While OpenAI experienced $3.7 billion in revenue in 2024, it also lost an estimated $5 billion in that time frame. However, their current estimation to sell $6 billion in shares when they hit the stock market is not quite erratic behavior. The company is estimated to nearly quadruple its income to $12.7 billion at the end of 2025.
“By today’s valuation measures, a company losing money is not attractive. But, if there’s growth in profits forecast in the future, then it is valuable. And if a company like Open AI is expected to grow its earnings 40% per year, then it’s going to objectively deserve a higher multiple.” Saam said. “You really can’t say whether AI is a quote-un-quote ‘bubble’ or not right now.”
Not every company benefiting from newer AI technologies are big-name technology firms. Americans are now familiar with the distinct landscape of emotional chatbots offering synthetic connection, such as Character.AI, a platform with over 25 million active users that hit over $32 million in revenue during the 2024 fiscal year. A similar company, Chai AI, has accrued $40 million in revenue in the past fiscal year despite only 12 employees on staff.

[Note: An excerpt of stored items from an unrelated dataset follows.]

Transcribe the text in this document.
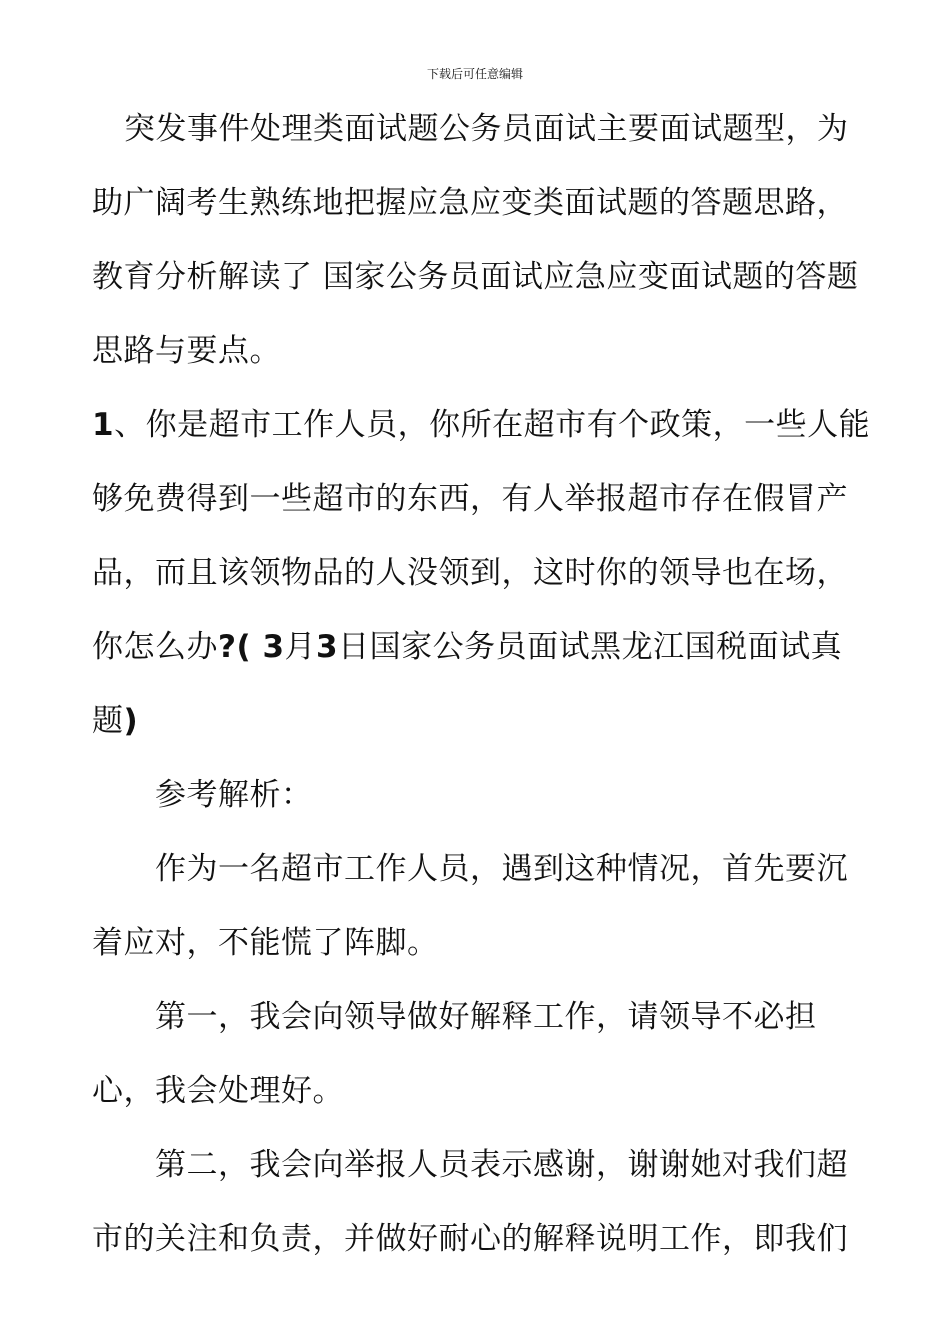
下载后可任意编辑

突发事件处理类面试题公务员面试主要面试题型，为助广阔考生熟练地把握应急应变类面试题的答题思路，教育分析解读了 国家公务员面试应急应变面试题的答题思路与要点。

1、你是超市工作人员，你所在超市有个政策，一些人能够免费得到一些超市的东西，有人举报超市存在假冒产品，而且该领物品的人没领到，这时你的领导也在场，你怎么办?( 3月3日国家公务员面试黑龙江国税面试真题)

参考解析：

作为一名超市工作人员，遇到这种情况，首先要沉着应对，不能慌了阵脚。

第一，我会向领导做好解释工作，请领导不必担心，我会处理好。

第二，我会向举报人员表示感谢，谢谢她对我们超市的关注和负责，并做好耐心的解释说明工作，即我们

“Sometimes, these chatbots are just giving you what you want to hear,” sociology teacher Brennan Lazaretto said. “So, if you’re in a relationship with an AI chatbot, and you’re trying to engage with them within a conversation, if you’re engaging with them in a way that in normal society would be deemed as disrespectful and breaking norms, however it might be, I don’t know to what extent a chatbot would respond. I don’t know if it would try to correct the behavior of the user or indulge that user into using that language or that behavior more.”
After incidents like the death of 76-year-old man Bue Wongbandue, who died in March in a Queens parking lot while looking for the “address” of a chatbot that claimed it was a real person, many are demanding more stringent regulation be placed upon the producers of these large language models. However, legislators don’t seem to be following. The One Big Beautiful Bill Act almost passed with a clause banning any legal regulation of AI until 2035, which was removed only three days before it was passed July 4, 2025.
“Laws can really never keep up with how fast technology is changing. The exponential growth of technology can’t be kept up with. The people in Congress that are writing these laws, they’re a law for today; it won’t pass in time for that to be relevant anymore. The technology’s already changed,” Lazaretto said.
More recent legislation, like the United Kingdom’s Online Safety Act of 2023, has pushed companies such as Youtube to use AI to comply in a fast and cost-effective manner.
“I definitely think it’s a technology that will be here to stay. The bigger question is, who’s going to be the players that stick around with it? That’s the unknown piece that we’re in,” Roethler said.